Support is defined as the closure of $\{x:f(x)\neq 0\}$. Now consider $f(x)=\frac{1}{x}\chi_{(0,1)}$. So the support is $[0,1]$ which is compact. However, any continuous function with compact support is uniformly continuous. $f(x)$ is continuous on $(0,1)$ but it is not uniformly continuous.
I am confused. Could anyone explain where I made a mistake.
On
The function $f(x)=\frac{1}{x}\chi_{(0,1)}$ is not continuous on $\mathbb{R}$ nor on $[0,1]$. It has jump discontinuities at $x=0$ and $x=1$.
It is continuous on $(0,1)$ of course, but its support is all of $(0,1)$ which is not compact.

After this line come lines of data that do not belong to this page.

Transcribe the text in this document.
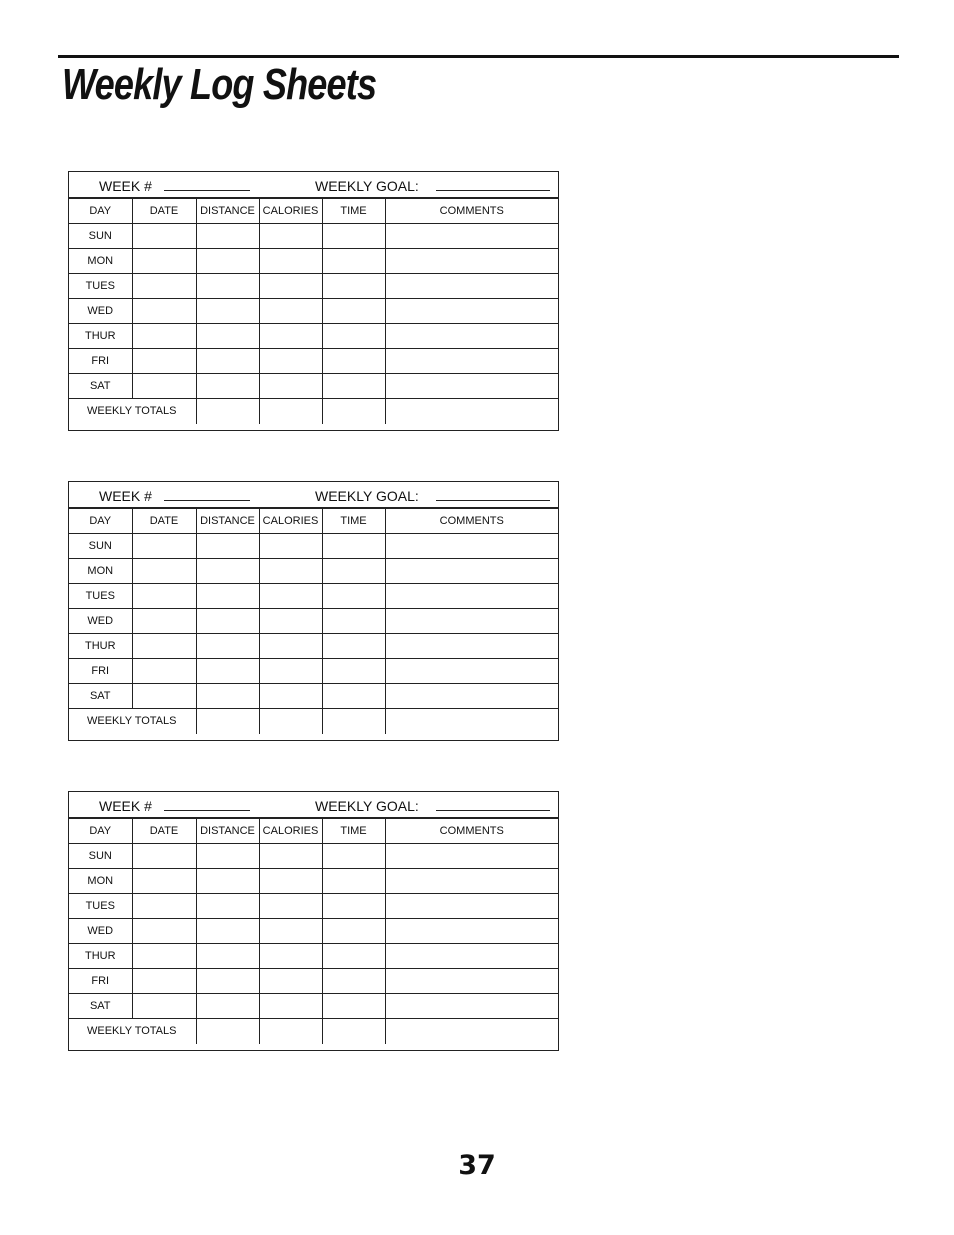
Weekly Log Sheets
WEEK #	WEEKLY GOAL:
DAY	DATE	DISTANCE	CALORIES	TIME	COMMENTS
SUN					
MON					
TUES					
WED					
THUR					
FRI					
SAT					
WEEKLY TOTALS					
WEEK #	WEEKLY GOAL:
DAY	DATE	DISTANCE	CALORIES	TIME	COMMENTS
SUN					
MON					
TUES					
WED					
THUR					
FRI					
SAT					
WEEKLY TOTALS					
WEEK #	WEEKLY GOAL:
DAY	DATE	DISTANCE	CALORIES	TIME	COMMENTS
SUN					
MON					
TUES					
WED					
THUR					
FRI					
SAT					
WEEKLY TOTALS					
37
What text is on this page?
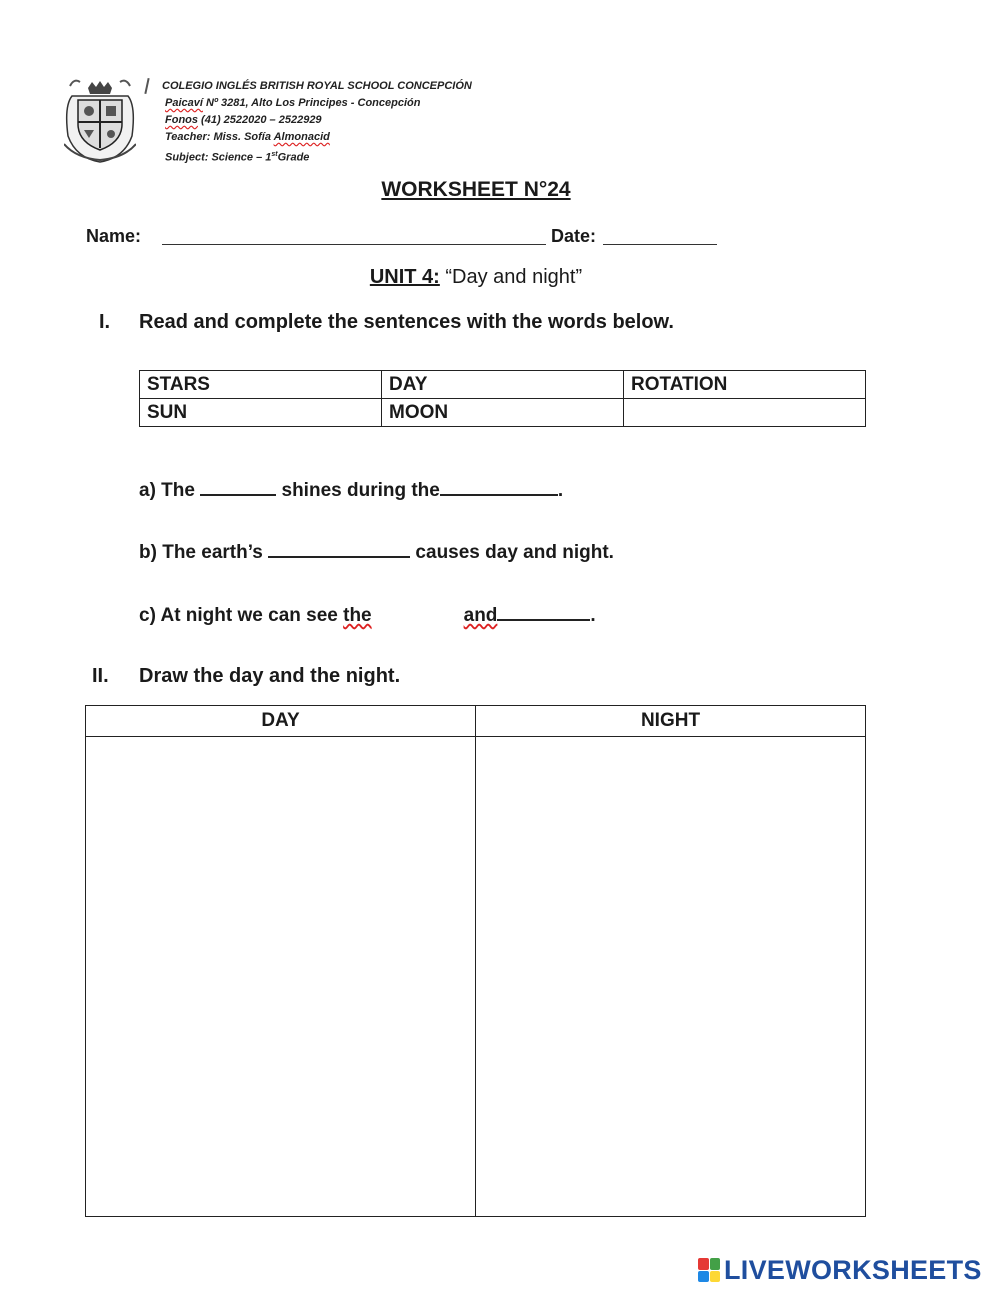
COLEGIO INGLÉS BRITISH ROYAL SCHOOL CONCEPCIÓN
Paicaví Nº 3281, Alto Los Principes - Concepción
Fonos (41) 2522020 – 2522929
Teacher: Miss. Sofía Almonacid
Subject: Science – 1stGrade
WORKSHEET N°24
Name:	Date:
UNIT 4: “Day and night”
I. Read and complete the sentences with the words below.
STARS	DAY	ROTATION
SUN	MOON	
a) The	shines during the	.
b) The earth’s	causes day and night.
c) At night we can see the	and	.
II. Draw the day and the night.
DAY	NIGHT

LIVEWORKSHEETS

Because, as a subspace of $(0,1)$, the closure of $(0,1)$ is still $(0,1).$ So it does not have compact support on this domain.
But if you further restrict to any compact set within $(0,1)$, you will see that the function is actually uniformly continuous. Eg it is uniformly continuous on the interval $[1/4,3/4]$.
It is not continuous. As surprising as it may seem.
What is the value of $f(0)$?
$f(0)$ is well defined. $f(0) =0$ as $0$ is outside of $(0,1)$.
But what is $ \displaystyle \lim_{x \to 0^+} f(x) $ ?